Kraigg Brathwaite has defended changes to the West Indies side in the wake of their heavy drubbing at the hands of South Africa, arguing they had no impact on the home side’s abject performance in the two-Test series.
West Indies have not won a single Test since a severely weakened side thrashed Bangladesh last February, to come away with a 2-0 series victory.
Since then, they drew both Tests in March on Sri Lanka’s tour of the Caribbean and then suffered heavy defeats to South Africa.
“I don’t think it makes a difference. We have a quality group of boys – a group of 15 or 20,” Brathwaite said Monday.
“So whatever XI we put on the field I know can do a good job, but obviously we didn’t do that this series as a batting group.”
He added: “Part of the plan obviously was to bat better and have consistent partnerships and big partnerships in between and we didn’t have any.

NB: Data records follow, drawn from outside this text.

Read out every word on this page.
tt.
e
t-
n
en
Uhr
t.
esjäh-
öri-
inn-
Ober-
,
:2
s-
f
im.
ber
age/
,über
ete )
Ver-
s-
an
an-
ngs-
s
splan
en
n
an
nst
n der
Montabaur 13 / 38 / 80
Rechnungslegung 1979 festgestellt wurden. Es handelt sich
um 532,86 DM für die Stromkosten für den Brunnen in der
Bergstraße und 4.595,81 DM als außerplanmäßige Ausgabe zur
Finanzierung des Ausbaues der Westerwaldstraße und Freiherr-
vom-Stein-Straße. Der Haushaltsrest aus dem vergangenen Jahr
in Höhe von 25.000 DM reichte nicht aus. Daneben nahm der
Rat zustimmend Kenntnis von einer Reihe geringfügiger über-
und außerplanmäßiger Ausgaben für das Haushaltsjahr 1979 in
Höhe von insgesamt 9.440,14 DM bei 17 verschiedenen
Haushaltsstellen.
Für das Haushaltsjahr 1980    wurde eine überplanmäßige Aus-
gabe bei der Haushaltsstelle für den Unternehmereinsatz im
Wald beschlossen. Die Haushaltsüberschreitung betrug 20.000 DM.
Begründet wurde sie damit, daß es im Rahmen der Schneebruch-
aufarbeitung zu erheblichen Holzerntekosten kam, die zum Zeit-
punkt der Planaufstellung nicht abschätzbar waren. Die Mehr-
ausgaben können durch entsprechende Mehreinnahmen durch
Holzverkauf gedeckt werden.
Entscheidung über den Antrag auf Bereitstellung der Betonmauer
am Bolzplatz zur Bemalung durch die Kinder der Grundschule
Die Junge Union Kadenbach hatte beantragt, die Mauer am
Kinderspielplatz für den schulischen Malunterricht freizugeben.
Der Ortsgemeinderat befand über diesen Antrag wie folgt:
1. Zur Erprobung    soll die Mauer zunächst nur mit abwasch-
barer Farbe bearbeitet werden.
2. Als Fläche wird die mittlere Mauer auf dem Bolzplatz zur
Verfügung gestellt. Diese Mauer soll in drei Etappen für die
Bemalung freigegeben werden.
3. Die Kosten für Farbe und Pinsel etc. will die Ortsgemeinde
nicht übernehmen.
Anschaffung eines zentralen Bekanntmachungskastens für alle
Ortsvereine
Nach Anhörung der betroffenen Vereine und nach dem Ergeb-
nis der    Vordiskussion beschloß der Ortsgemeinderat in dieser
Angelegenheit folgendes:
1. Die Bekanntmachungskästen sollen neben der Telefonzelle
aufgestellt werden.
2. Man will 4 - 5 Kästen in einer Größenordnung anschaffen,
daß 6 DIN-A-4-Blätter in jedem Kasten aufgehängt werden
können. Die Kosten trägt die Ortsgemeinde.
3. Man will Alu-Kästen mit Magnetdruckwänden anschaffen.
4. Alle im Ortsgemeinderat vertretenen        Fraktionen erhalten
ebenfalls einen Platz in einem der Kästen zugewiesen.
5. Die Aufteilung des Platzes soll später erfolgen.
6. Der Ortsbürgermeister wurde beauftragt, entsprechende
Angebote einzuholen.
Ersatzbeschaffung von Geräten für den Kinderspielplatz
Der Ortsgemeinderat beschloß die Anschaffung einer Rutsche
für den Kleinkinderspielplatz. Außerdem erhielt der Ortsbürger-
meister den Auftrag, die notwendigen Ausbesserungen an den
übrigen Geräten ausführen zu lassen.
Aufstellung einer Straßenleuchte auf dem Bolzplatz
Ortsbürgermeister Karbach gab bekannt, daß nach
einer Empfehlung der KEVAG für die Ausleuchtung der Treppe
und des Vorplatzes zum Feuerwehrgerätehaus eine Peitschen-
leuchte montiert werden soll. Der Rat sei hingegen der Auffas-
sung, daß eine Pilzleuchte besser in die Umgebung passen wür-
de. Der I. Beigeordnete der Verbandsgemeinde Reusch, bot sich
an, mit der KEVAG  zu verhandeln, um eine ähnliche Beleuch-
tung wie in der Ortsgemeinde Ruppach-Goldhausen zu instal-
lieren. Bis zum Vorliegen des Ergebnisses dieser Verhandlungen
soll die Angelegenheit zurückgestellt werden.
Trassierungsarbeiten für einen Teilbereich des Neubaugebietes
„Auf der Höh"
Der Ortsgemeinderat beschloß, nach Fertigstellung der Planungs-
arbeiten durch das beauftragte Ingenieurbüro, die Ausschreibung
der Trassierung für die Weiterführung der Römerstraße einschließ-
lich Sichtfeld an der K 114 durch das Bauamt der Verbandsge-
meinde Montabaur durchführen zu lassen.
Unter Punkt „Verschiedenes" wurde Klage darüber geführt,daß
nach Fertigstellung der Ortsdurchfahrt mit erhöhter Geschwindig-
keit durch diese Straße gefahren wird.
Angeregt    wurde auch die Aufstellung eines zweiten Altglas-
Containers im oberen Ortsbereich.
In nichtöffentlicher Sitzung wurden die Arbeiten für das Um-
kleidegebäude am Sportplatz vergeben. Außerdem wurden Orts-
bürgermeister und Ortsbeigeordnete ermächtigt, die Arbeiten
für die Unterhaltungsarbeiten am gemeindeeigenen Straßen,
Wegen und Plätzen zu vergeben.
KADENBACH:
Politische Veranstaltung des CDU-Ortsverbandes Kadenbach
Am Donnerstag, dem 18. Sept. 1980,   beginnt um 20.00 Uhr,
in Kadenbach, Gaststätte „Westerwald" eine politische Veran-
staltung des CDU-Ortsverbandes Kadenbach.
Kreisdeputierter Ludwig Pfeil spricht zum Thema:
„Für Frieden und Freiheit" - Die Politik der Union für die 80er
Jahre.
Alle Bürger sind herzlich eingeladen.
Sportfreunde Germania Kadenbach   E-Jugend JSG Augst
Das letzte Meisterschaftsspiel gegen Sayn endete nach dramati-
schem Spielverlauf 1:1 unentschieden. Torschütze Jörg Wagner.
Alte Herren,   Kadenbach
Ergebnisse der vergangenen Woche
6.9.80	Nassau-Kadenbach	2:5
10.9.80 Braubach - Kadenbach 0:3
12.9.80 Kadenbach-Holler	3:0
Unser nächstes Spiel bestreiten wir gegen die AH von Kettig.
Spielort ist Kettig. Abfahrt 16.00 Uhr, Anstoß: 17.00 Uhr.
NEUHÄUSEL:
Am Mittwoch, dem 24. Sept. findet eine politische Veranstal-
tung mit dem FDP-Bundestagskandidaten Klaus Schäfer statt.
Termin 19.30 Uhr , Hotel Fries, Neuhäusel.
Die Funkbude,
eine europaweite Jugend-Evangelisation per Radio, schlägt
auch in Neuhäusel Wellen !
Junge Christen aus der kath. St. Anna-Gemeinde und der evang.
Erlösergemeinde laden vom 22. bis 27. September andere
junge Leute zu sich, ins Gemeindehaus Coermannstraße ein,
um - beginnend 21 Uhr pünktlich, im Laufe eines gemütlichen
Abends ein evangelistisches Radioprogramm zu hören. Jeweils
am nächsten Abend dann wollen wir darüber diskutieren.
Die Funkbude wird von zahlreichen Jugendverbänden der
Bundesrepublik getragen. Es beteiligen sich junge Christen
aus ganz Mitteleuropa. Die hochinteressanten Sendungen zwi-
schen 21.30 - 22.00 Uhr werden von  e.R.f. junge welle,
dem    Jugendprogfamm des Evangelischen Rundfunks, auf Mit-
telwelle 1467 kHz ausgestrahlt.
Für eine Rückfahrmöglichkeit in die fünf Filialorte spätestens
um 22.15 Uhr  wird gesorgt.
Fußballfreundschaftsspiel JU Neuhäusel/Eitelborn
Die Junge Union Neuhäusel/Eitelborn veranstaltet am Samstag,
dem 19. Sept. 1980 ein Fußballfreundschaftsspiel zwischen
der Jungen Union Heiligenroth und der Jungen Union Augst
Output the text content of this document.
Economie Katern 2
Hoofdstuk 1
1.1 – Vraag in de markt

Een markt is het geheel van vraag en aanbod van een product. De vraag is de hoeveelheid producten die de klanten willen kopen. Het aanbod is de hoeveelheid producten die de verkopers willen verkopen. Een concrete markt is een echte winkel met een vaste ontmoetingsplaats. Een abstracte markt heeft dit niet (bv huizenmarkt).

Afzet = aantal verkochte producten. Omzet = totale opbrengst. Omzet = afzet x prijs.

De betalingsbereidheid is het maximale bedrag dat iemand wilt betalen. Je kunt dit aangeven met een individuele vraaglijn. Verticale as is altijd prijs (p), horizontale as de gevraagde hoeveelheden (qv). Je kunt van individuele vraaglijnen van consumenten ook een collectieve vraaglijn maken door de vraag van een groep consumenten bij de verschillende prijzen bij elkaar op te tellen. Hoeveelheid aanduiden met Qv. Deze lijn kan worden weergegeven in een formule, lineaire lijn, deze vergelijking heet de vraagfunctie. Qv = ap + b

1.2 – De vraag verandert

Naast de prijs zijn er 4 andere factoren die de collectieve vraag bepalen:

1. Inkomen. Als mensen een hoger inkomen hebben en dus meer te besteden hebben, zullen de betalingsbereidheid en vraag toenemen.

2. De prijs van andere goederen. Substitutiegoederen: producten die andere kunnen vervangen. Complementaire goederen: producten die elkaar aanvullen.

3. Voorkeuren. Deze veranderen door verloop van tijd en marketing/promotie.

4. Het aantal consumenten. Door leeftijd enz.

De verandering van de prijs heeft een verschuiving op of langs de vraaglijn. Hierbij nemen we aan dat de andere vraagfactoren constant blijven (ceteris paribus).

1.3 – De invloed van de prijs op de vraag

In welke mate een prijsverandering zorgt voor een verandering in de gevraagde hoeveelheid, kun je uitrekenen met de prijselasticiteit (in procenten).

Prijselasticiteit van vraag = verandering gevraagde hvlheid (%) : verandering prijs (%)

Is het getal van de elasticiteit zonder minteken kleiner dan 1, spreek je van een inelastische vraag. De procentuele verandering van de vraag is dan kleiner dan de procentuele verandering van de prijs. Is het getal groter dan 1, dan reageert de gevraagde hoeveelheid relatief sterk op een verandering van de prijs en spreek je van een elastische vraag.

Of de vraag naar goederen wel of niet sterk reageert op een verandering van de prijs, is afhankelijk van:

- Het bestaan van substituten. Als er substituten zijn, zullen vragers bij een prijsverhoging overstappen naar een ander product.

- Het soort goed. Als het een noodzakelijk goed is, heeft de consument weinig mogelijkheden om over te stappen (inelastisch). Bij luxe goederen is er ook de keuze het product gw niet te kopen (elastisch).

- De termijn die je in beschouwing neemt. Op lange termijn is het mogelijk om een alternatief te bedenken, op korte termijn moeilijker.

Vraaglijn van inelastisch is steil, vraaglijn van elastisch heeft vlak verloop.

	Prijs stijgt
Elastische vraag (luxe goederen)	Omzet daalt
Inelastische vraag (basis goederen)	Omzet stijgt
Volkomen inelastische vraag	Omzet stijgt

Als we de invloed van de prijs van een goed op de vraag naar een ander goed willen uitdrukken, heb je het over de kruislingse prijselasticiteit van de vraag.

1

“We didn’t do well as batsmen, we didn’t do the job. We let ourselves down, we let the team down and we let down the people [of the region] and the fans. We have to come back better and make the fans proud.”
West Indies went down by innings and 63 runs in the opening Test which lasted a mere 2-½ days at the Daren Sammy National Stadium, and fared little better in the second Test at the same venue, losing by 158 runs inside four days on Monday.
From the side that beat Bangladesh by 17 runs in the second Test, West Indies have since made six changes.
Gone are batsmen John Campbell, Shayne Moseley, spinners Rahkeem Cornwall and Jomel Warrican, along with Alzarri Joseph – all dropped – while batsman Nkrumah Bonner has been sidelined due to concussion.
Recalled have been Kieran Powell, Shai Hope, Roston Chase and Jason Holder with 19-year-old Jayden Seales handed his debut.
Brathwaite, who led the successful West Indies side on the tour of Bangladesh, said the contrasting series results this year had provided important learning curves, especially for the batting group.
“I think in the three series thus far we have learnt a lot. Obviously, we won one, drew one and lost one, up to this stage,” Brathwaite pointed out.
“I think it is very important that we learn from this series. Obviously the main thing is really the batting and we as a team, we know where we fell short.
“We were magnificent in the field, from taking catches to the bowling unit but the batting let ourselves down. Obviously we can look at different dismissals as batsmen and I think we have to learn from them, that’s the key.
“You can’t win all but you still want to be showing fight and determination as batters, which we didn’t. It’s still a learning process, Obviously [there are] still a number of young guys, some guys now coming back in. I wouldn’t use that as an excuse but we’ve got to come better.”
Brathwaite had a poor series, managing 28 runs from four innings, and was part of several dismal opening partnerships. He put on 24 with Shai Hope and 12 with Kieran Powell in the first Test, and nought and 16 with Powell in the second Test.
He conceded the lack of a substantive opening partnership had put pressure on the batting.
“Opening the batting is not easy but it’s a very crucial job because it basically sets up the game to make it easier for the guys that follow and we didn’t do that, and that put us on the back foot most of the time,” the Barbadian explained.
“There are a few technical [things] from my perspective I will work on but it’s just to get into that mental [framework] . You have to be really mentally strong, especially fielding for long periods and then going out late evenings.
“That’s the type of stuff we probably have to get mentally tougher [at] if we could. But the opening partnerships weren’t good at all and that hurt us as a batting unit for sure.”